Adriel: Yeah. Only in one of them, in the Mac VM, within the Mac. On my Mac within a Mac, yeah. I use Bitdefender and Hands Off! I use Bitdefender because it is proven to be one of the most effective pieces of antivirus software out there. When we do our own zero-day development, Bitdefender oftentimes will pick up our exploits or our tools and we’ll be able to say, “Hey, well okay. We have to adjust this because Bitdefender just found it.” Others just don’t seem to do it quite as well.

And then Hands Off! Is sort of like Little Snitch, only it’s a bit more advanced. It’s a bit more advanced than Little Snitch. Hands Off! allows me to control what files are accessed, what ports are being connected to, what hosts are being connected to. So if I decide that I want to browse to XYZ.com, Hands Off! is going to say, “Hey, do you want to allow this connection? Do you want to allow this access to this file?” And I have to explicitly allow everything.
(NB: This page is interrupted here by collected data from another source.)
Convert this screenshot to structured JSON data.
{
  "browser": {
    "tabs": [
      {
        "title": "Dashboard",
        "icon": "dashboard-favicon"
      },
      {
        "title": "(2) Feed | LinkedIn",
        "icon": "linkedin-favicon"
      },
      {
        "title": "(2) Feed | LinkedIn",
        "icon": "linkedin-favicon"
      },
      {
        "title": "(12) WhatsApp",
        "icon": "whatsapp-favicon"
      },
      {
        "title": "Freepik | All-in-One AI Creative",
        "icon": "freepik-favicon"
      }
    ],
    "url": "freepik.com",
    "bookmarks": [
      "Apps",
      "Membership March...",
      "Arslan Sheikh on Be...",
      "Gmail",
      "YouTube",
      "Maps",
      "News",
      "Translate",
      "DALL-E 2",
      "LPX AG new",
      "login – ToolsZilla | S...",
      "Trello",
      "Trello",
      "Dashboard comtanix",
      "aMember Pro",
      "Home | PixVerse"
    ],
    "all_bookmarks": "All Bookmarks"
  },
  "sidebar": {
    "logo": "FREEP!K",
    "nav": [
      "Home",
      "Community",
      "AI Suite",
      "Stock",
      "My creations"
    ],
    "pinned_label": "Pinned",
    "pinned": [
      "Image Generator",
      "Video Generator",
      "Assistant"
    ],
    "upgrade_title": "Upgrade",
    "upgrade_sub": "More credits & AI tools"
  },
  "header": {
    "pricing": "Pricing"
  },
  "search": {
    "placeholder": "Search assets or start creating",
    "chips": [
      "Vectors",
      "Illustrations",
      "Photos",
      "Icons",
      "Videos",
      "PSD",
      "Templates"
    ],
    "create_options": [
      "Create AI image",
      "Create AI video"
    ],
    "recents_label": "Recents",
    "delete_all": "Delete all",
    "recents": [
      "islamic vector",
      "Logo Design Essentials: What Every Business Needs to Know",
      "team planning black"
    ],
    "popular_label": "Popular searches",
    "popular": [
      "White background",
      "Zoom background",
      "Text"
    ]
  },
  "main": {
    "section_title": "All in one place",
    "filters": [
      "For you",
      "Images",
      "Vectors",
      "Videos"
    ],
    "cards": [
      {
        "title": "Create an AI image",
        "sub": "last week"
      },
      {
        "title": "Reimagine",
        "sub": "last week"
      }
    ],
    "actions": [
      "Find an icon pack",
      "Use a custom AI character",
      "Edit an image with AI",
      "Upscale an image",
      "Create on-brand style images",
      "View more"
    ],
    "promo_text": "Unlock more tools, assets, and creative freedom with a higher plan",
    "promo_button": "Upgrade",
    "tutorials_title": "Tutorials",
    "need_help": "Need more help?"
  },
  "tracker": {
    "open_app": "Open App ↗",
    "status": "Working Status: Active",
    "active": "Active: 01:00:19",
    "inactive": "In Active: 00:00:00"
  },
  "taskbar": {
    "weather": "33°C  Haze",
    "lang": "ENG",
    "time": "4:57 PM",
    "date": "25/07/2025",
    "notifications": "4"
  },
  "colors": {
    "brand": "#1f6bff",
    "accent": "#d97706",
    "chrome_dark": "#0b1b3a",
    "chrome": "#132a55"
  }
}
And it’s nice because if I actually brought us to a malicious site and I hit a Flash exploit or whatever it might be, when that exploit begins to work, I will see that my system is trying to access files and do things that it shouldn’t normally do. And I’ll say, “Hey, wait a second. Why are you doing all of this stuff? Something just happened. Let me revert back.” So I can catch it, even if I don’t know exactly what’s going on.

Paul: So it sounds like you have to be a little bit smart.

Adriel: Yeah. You do. You have to be vigilant. Absolutely.

Paul: And know what you’re looking at. So if the ordinary user was faced with Hands Off!, they might not know how to respond.

Adriel: Yeah, it’s not trivial, unfortunately.

Paul: So what are the other operating systems you run in these VMs and, and why?

Adriel: So BSD and Linux., BSD just because I like it. There’s not a lot of people that are targeting BSD. I like the port system a lot. And Linux because Kali is great for penetration testing and doing research, and a lot of tools run on it. I run Ubuntu, but I do that largely for administrative reasons because it has some cool functions and features that will help you manage other servers that are similar or systems that are similar.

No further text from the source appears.